I’ve long told myself that I don’t enjoy short stories.

When I mentioned this in a review I wrote in May, it set me wondering: why?

On reflection, there was plenty of evidence to the contrary. For every The Beautiful Indifference I’d struggled through, there’s was a Difficult Loves or a One More Thing that were memorably enjoyable. I came to the conclusion that I had formed an utterly irrational prejudice against the short story.


Later that month, I came across Faber Stories, a collection of twenty tiny handsome books published in celebration of Faber & Faber’s 90th anniversary. Each minature volume contained a short story from Faber & Faber’s archive.

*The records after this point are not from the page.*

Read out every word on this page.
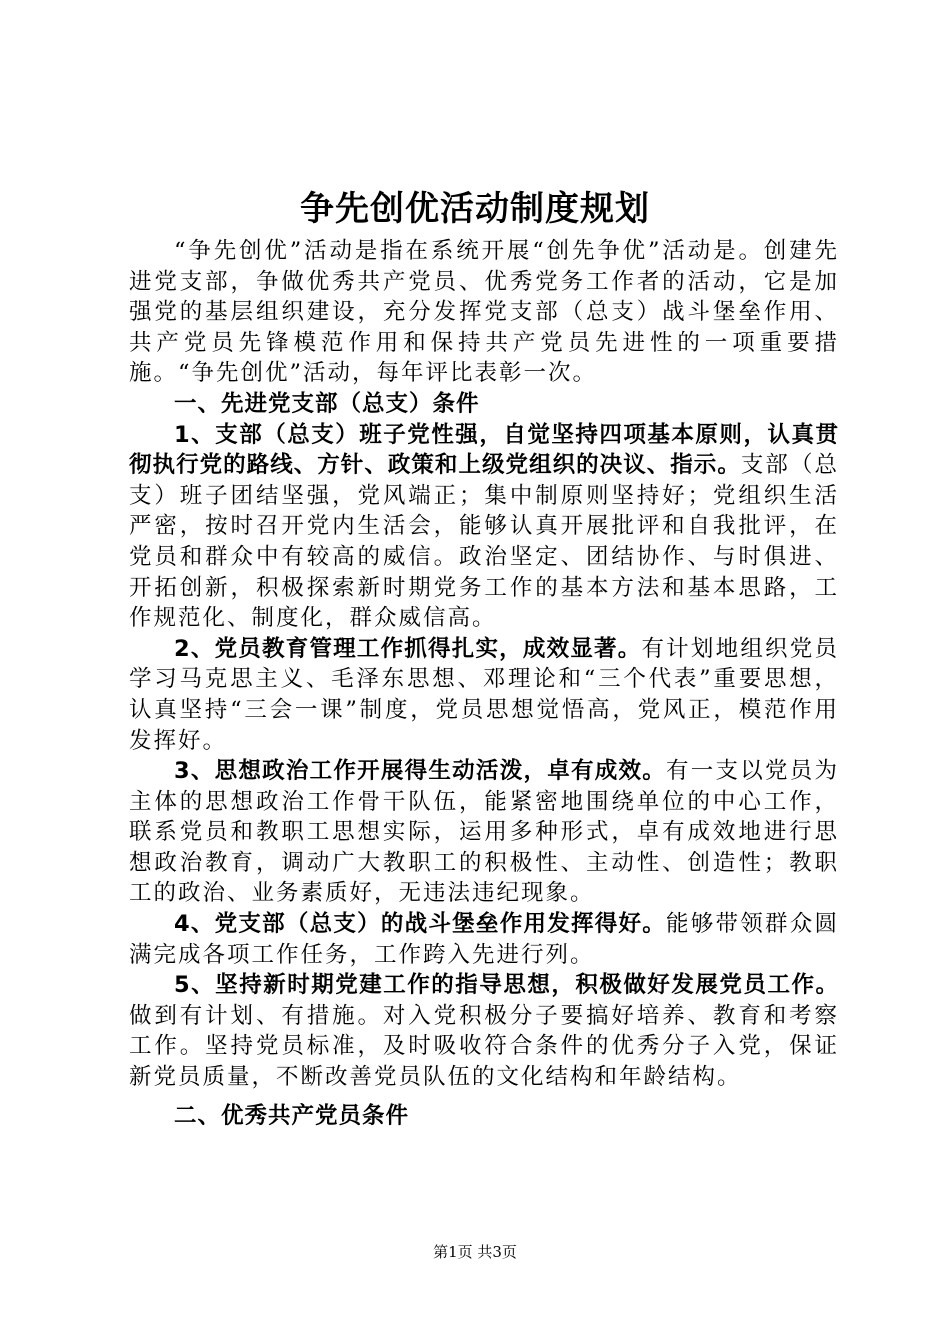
争先创优活动制度规划

“争先创优”活动是指在系统开展“创先争优”活动是。创建先进党支部，争做优秀共产党员、优秀党务工作者的活动，它是加强党的基层组织建设，充分发挥党支部（总支）战斗堡垒作用、共产党员先锋模范作用和保持共产党员先进性的一项重要措施。“争先创优”活动，每年评比表彰一次。

一、先进党支部（总支）条件

1、支部（总支）班子党性强，自觉坚持四项基本原则，认真贯彻执行党的路线、方针、政策和上级党组织的决议、指示。支部（总支）班子团结坚强，党风端正；集中制原则坚持好；党组织生活严密，按时召开党内生活会，能够认真开展批评和自我批评，在党员和群众中有较高的威信。政治坚定、团结协作、与时俱进、开拓创新，积极探索新时期党务工作的基本方法和基本思路，工作规范化、制度化，群众威信高。

2、党员教育管理工作抓得扎实，成效显著。有计划地组织党员学习马克思主义、毛泽东思想、邓理论和“三个代表”重要思想，认真坚持“三会一课”制度，党员思想觉悟高，党风正，模范作用发挥好。

3、思想政治工作开展得生动活泼，卓有成效。有一支以党员为主体的思想政治工作骨干队伍，能紧密地围绕单位的中心工作，联系党员和教职工思想实际，运用多种形式，卓有成效地进行思想政治教育，调动广大教职工的积极性、主动性、创造性；教职工的政治、业务素质好，无违法违纪现象。

4、党支部（总支）的战斗堡垒作用发挥得好。能够带领群众圆满完成各项工作任务，工作跨入先进行列。

5、坚持新时期党建工作的指导思想，积极做好发展党员工作。做到有计划、有措施。对入党积极分子要搞好培养、教育和考察工作。坚持党员标准，及时吸收符合条件的优秀分子入党，保证新党员质量，不断改善党员队伍的文化结构和年龄结构。

二、优秀共产党员条件

第1页 共3页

I was intrigued. Here was an opportunity to challenge my prejudice while also getting a set of lovely little books to decorate my bookshelves. Somewhat rashly, I bought the lot.

Over the last seven months, I’ve read all twenty.

In a nod to a bit of quantitative analysis, the mean number of stars I’ve given the books on Goodreads (out of a possible five) is 3.05. My average for all the books I read in 2018 was 3.80, so it seems that this set didn’t reach my usual level of enjoyment.

Of course, this isn’t surprising: I usually pick books I like the look of. In this case, I took the whole job lot of a series, whether I liked the look of each individual volume or not. It is to be expected that the average score would be lower. And there were some real stinkers: I gave eight of the books one- or two-star reviews.

On the other hand, I gave seven of the books four- or five-star reviews:

Five of these were written by authors I’d never read before. That’s a pretty good outcome in terms of discovering new writers whose work I enjoy.

I’ve also been reminded, partly the single story format, of the joy of reading a complete work in a single sitting. I’ve come to better appreciate the precision and concision required to tell a story in short form.


In short, I think I’ve been cured of my prejudice. I’m no longer someone who doesn’t like short stories. So much so, in fact, that I’ve already ordered the additional ten volumes that Faber & Faber announced over the summer.

But now I’m asking myself: what other literary prejudices shall I tackle? I’m no fan of science fiction or historical fiction, so perhaps I should look out for some examples of either of those to challenge myself.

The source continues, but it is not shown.